Xu Le, Zhu Yu, Chen Lian, An Huimin, Zhang Weijuan, Wang Guomin, Lin Zongming, Xu Jiejie
Department of Urology, Zhongshan Hospital, Fudan University, Shanghai, China.
Ann Surg Oncol. 2014 Sep;21(9):3142-50. doi: 10.1245/s10434-014-3601-1. Epub 2014 Mar 11.
As the most abundant tumor-infiltrating immune cells, tumor-associated macrophages (TAMs) are significant for fostering tumor progression.
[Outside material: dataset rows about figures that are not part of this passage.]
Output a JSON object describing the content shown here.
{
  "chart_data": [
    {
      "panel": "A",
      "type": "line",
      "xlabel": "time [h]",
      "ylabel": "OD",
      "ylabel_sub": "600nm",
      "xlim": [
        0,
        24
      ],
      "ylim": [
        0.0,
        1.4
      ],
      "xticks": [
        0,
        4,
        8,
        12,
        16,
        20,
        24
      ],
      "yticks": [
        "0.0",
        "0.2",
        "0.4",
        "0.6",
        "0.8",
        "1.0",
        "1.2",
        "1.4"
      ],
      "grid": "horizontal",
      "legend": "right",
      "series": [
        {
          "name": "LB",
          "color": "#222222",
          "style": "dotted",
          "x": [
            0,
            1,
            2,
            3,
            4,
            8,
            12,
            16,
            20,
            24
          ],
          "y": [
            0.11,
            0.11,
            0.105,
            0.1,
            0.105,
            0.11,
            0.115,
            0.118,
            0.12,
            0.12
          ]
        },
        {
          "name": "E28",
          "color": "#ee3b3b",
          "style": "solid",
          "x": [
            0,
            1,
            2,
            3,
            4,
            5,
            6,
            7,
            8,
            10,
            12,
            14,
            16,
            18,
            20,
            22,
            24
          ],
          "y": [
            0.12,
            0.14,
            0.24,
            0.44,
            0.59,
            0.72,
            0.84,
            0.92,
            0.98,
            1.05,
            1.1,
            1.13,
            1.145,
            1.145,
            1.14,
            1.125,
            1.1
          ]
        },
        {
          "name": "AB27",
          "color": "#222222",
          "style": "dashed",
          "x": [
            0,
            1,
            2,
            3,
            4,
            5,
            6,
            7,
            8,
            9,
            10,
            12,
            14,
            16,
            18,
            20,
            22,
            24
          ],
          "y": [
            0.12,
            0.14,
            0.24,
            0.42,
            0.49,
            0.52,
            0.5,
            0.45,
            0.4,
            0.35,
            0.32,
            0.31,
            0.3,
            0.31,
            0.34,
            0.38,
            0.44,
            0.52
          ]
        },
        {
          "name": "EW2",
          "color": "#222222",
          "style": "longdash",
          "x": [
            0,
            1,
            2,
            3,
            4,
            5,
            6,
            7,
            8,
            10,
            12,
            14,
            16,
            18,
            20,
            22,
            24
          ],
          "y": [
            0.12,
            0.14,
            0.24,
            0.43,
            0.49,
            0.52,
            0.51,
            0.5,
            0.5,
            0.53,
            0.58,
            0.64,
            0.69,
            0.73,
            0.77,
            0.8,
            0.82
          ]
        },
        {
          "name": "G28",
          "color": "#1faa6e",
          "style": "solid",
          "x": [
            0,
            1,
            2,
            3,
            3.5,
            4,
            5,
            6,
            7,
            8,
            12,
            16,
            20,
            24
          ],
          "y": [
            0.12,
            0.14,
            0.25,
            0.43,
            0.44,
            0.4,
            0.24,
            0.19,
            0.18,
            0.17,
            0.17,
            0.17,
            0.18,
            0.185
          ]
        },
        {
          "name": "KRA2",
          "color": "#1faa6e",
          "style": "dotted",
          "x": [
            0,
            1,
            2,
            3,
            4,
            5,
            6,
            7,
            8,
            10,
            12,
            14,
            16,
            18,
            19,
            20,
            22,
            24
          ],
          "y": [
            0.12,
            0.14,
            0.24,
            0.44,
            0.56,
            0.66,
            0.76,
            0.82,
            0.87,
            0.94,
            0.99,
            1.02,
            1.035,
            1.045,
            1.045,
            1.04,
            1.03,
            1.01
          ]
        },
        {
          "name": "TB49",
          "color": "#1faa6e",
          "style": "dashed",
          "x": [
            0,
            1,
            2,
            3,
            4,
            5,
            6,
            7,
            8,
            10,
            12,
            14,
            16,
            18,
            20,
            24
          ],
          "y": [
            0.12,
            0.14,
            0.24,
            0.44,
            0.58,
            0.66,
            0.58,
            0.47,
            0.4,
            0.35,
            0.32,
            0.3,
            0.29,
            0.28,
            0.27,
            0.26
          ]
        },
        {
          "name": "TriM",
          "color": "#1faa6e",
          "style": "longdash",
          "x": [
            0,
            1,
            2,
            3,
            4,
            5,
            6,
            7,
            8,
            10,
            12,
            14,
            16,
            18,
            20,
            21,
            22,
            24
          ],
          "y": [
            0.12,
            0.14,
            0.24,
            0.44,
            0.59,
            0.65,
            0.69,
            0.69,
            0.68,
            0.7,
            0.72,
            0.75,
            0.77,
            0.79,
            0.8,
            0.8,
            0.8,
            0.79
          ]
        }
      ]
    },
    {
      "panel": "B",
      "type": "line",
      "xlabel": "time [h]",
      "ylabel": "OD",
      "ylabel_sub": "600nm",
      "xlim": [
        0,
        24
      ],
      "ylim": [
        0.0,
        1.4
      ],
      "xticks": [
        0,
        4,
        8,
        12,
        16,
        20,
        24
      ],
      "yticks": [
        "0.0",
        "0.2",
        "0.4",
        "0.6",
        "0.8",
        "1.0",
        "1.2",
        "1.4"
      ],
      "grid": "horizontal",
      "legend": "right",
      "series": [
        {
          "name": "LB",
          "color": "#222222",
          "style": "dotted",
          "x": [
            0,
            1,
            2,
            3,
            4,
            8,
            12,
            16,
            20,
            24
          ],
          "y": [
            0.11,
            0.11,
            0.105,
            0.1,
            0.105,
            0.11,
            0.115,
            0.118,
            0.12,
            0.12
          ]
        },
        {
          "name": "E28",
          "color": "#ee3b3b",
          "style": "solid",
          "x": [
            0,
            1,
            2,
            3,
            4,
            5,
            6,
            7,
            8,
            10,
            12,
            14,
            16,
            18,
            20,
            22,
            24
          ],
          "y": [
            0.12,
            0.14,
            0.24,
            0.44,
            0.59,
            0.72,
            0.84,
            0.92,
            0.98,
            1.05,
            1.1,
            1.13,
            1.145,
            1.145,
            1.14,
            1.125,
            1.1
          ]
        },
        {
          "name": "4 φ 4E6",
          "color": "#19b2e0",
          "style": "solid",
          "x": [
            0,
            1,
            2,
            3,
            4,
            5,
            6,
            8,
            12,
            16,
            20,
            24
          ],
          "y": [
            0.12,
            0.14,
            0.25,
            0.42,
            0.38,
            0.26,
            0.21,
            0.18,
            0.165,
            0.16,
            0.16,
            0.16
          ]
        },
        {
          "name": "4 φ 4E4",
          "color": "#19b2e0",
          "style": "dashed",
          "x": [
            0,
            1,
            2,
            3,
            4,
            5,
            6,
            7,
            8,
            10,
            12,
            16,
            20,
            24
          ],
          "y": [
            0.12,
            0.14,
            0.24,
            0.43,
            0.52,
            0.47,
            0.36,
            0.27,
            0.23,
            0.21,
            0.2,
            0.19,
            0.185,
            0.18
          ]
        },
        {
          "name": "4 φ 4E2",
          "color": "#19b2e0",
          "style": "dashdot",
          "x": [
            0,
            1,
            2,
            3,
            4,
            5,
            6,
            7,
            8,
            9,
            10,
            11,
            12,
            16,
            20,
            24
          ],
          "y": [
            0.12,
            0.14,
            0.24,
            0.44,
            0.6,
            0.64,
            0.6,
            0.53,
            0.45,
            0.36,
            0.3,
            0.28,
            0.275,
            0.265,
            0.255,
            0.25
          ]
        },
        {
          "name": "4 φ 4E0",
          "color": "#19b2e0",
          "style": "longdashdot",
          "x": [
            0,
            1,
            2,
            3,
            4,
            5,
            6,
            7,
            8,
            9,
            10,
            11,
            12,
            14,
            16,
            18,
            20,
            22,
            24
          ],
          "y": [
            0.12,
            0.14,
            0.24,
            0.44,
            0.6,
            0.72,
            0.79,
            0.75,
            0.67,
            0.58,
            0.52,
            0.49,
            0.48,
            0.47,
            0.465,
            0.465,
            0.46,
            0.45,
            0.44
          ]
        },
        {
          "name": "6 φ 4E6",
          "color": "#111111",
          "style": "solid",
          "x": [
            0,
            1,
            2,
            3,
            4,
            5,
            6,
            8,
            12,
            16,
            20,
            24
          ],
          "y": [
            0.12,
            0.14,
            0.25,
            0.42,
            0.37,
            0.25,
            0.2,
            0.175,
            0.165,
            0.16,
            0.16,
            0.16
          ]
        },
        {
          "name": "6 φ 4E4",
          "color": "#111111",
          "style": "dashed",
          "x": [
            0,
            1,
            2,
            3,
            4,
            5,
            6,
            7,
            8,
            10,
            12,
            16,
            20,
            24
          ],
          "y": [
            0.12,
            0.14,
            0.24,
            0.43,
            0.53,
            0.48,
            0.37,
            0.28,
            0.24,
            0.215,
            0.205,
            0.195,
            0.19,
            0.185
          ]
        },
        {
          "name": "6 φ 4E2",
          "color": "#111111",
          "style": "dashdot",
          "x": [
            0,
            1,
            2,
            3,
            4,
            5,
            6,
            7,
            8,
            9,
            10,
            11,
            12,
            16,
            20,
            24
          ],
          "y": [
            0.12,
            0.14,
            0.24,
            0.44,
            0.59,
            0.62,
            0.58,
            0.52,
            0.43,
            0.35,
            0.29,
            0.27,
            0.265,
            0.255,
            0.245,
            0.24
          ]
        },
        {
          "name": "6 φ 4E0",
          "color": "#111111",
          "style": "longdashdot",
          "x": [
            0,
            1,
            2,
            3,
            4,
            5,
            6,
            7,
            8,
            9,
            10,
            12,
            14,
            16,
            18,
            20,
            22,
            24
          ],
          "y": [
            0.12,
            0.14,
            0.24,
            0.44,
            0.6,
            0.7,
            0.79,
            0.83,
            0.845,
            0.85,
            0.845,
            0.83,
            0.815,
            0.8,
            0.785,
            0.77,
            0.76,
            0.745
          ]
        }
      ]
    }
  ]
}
CD68(+) TAMs display diversely polarized programs comprising CD11c(+) proinflammatory macrophages (M1) and CD206(+) immunosuppressive macrophages (M2). The aim of this study was to determine the survival impact of diametrically polarized TAMs in clear-cell renal cell carcinoma (ccRCC) and their application to stratification of patients according to their prognostic values.
The study included 185 consecutive patients with ccRCC who underwent nephrectomy between 1999 and 2001. CD68(+) total and diametrically polarized (CD11c(+) M1 and CD206(+) M2) TAM densities were assessed by immunohistochemistry, and the relationships with clinicopathologic features and prognosis were evaluated.
Low CD11c(+) TAM density and high CD206(+) TAM density were associated with reduced cancer-specific survival (P = 0.043 and P = 0.017, respectively), whereas CD68(+) TAM density only had borderline prognostic significance (P = 0.062). Furthermore, combined analysis of CD11c(+) and CD206(+) TAMs (CD11c/CD206 signature) had a better power to predict patients' outcome (P = 0.010). Together with TNM stage, tumor necrosis, and performance status, CD11c/CD206 signature was an independent prognostic factor (P = 0.010). When applied to the University of California Integrated Staging System intermediate-/high-risk group for localized ccRCC, CD11c/CD206 signature could further distinguish patients with dismal prognosis (P = 0.004).
Intratumoral balance of diametrically polarized TAMs is a novel independent predictor for survival in patients with ccRCC. Tipping the balance toward an antitumoral phenotype might be a promising target of postoperative adjuvant therapy.
作为最丰富的肿瘤浸润免疫细胞,肿瘤相关巨噬细胞(TAM)对促进肿瘤进展具有重要意义。CD68(+) TAM表现出不同的极化程序,包括CD11c(+)促炎巨噬细胞(M1)和CD206(+)免疫抑制巨噬细胞(M2)。本研究的目的是确定在透明细胞肾细胞癌(ccRCC)中完全极化的TAM对生存的影响,以及它们根据预后价值在患者分层中的应用。
该研究纳入了1999年至2001年间连续接受肾切除术的185例ccRCC患者。通过免疫组织化学评估CD68(+)总TAM和完全极化(CD11c(+) M1和CD206(+) M2)TAM的密度,并评估其与临床病理特征和预后的关系。
低CD11c(+) TAM密度和高CD206(+) TAM密度与癌症特异性生存率降低相关(分别为P = 0.043和P = 0.017),而CD68(+) TAM密度仅具有临界预后意义(P = 0.062)。此外,CD11c(+)和CD206(+) TAM的联合分析(CD11c/CD206特征)对预测患者预后具有更好的能力(P = 0.010)。与TNM分期、肿瘤坏死和体能状态一起,CD11c/CD206特征是一个独立的预后因素(P = 0.010)。当应用于加利福尼亚大学综合分期系统中局部ccRCC的中/高危组时,CD11c/CD206特征可进一步区分预后不良的患者(P = 0.004)。
完全极化的TAM在肿瘤内的平衡是ccRCC患者生存的一种新的独立预测指标。使平衡向抗肿瘤表型倾斜可能是术后辅助治疗的一个有前景的靶点。